Correlation between $X\cdot W$ and $Z$ ($Z$ and $W$ are independent)

Question

I have quite a tricky question about correlation. Suppose that there are three random variables $X$, $W$ and $Z$. $X$ and $W$ are correlated and $X$ and $Z$ are also correlated. But, $W$ and $Z$ are independent. Assume that all the three variables are mean zero and have unit variances. Then $\operatorname E[XZ]$ and $\operatorname E[XW]$ are nonzero and $\operatorname E[WZ]$ is zero. The correlation between "the product of $X$ and $W$" and "$Z$" is computed by $\operatorname E[XWZ]$. Can somebody show that $\operatorname E[XWZ]$ is equal to zero under all the assumptions?
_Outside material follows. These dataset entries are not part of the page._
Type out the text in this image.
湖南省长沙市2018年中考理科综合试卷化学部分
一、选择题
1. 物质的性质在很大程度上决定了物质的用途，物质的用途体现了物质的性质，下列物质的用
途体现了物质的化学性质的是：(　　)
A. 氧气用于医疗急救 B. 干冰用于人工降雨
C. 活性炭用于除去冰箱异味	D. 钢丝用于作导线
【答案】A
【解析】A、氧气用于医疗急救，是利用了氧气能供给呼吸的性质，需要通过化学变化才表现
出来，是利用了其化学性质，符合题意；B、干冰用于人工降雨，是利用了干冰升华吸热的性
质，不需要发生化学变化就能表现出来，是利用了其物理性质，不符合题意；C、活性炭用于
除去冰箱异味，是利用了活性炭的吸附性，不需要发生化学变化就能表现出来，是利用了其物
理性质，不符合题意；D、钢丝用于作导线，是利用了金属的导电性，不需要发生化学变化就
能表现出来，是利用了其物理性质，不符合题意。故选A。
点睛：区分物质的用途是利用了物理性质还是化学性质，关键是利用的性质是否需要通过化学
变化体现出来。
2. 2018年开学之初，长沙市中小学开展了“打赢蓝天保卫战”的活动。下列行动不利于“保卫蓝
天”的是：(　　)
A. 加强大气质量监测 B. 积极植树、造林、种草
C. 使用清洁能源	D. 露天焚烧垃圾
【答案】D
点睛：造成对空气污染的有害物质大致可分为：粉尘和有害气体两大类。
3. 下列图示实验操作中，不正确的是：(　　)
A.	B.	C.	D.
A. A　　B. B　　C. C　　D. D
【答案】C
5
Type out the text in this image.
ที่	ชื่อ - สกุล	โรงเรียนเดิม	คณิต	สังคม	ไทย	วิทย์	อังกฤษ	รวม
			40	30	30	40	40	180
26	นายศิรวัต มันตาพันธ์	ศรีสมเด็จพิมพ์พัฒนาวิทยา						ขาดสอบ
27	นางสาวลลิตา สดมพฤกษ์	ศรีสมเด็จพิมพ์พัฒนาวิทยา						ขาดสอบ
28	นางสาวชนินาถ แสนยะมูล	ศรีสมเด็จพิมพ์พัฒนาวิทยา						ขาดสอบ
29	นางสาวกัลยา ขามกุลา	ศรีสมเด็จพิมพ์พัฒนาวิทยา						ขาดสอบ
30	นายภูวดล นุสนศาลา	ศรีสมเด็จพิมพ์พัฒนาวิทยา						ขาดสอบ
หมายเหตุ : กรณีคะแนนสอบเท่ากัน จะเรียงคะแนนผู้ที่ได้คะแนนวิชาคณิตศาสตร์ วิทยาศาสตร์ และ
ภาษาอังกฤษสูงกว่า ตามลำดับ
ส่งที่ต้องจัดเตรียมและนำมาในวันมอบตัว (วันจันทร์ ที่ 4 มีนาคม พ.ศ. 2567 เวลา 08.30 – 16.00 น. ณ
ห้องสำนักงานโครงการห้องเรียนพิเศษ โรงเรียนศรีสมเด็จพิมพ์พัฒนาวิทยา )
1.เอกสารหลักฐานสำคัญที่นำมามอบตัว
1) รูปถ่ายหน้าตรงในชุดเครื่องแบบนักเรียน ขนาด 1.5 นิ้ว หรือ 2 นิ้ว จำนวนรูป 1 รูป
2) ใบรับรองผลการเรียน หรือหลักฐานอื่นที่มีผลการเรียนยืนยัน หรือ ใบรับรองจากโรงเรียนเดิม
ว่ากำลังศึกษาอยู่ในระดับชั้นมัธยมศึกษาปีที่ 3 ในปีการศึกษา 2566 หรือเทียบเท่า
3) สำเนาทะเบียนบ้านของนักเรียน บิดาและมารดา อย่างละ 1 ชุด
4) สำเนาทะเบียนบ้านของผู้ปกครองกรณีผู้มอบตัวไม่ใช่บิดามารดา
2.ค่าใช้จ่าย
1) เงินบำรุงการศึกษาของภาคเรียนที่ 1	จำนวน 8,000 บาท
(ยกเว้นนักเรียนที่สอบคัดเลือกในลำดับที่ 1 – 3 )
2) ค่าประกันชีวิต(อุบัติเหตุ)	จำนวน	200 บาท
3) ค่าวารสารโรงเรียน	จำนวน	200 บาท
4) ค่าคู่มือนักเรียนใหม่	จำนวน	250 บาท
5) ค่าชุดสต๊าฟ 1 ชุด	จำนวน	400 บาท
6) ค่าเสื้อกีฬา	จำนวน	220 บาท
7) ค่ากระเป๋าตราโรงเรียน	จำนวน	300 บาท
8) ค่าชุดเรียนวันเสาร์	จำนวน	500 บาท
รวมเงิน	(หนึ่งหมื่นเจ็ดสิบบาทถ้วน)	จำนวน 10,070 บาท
Many thanks.

Answer 1

The claim is not true. Let $W$ and $Z$ be independent with mean $0$ and variance $1$. Then $E(Z+W)^2=2$, so define $$ X:={(Z+W)^2-2\over c} $$ where $c$ is a constant chosen so that $X$ has unit variance. Then $X$, $Y$, $Z$ meet your conditions, but $$ cE(XWZ)= E\left([(Z+W)^2-2]WZ\right) = E(Z^3W)+2E(W^2Z^2)+E(W^3Z) -2E(WZ)=2, $$ assuming $W$ and $Z$ have enough finite moments to make the calculation go through.